Treasury yields tumble

06 Aug, 2016

US Treasury yields fell on Thursday, with some short- and medium-term issues hitting their lowest levels in more than three weeks, after the Bank of England cut interest rates for the first time since 2009 and said it would buy government bonds.
The BoE cut rates 25 basis points to 0.25 percent on Thursday and said it would buy 60 billion pounds of government debt to ease the blow from Britain's June 23 vote to leave the European Union. The Bank said most BoE policymakers expected to cut the rate even closer to zero later this year. The move pushed yields on 10-year UK government bonds, or Gilts, to a record low of 0.639 percent, which further increased the attractiveness of US yields by comparison.
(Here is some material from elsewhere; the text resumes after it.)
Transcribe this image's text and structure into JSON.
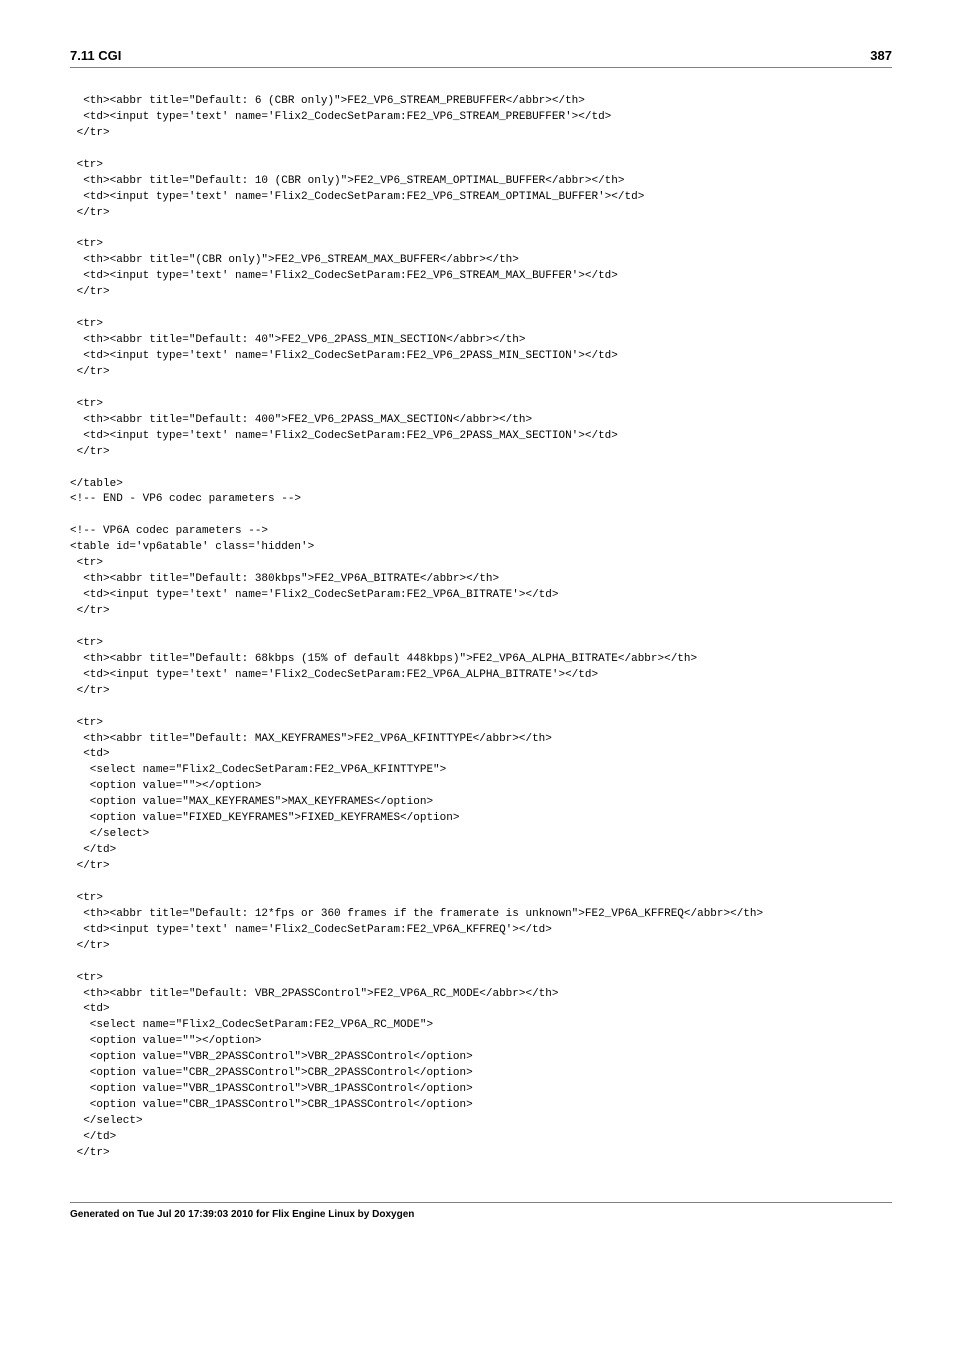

Yields on Treasuries maturing in two, three and five years hit their lowest levels in more than three weeks of 0.643 percent, 0.745 percent and 1.017 percent, respectively. Yields move inversely to prices. "You have investors looking at US assets not only because they're higher-yielding but they have a more stable and rising currency," said Jim Vogel, interest rates strategist at FTN Financial in Memphis. The euro hit a six-day low on Thursday, while the pound hit an eight-day low.
Benchmark 10-year US yields hit their lowest level in three days at 1.484 percent, while 30-year Treasuries prices rose more than a full point, their yields also hitting a three-day low of 2.233 percent. Low and negative yields on government bonds outside of the United States have helped underpin demand for US Treasuries, analysts said. The fall in US yields may have been more dramatic if investors were not anticipating Friday's US July jobs report, said John Briggs, US rates strategist at RBS in Stamford, Connecticut. Economists polled by Reuters expect US employers to have added 180,000 jobs, compared with 287,000 in June.
Some analysts said the data could impact traders' expectations about the timing of the next Federal Reserve interest rate increase. Federal funds futures on Thursday implied traders saw only a 33 percent chance of a rate hike from the US central bank this year, according to data from CME Group's FedWatch program.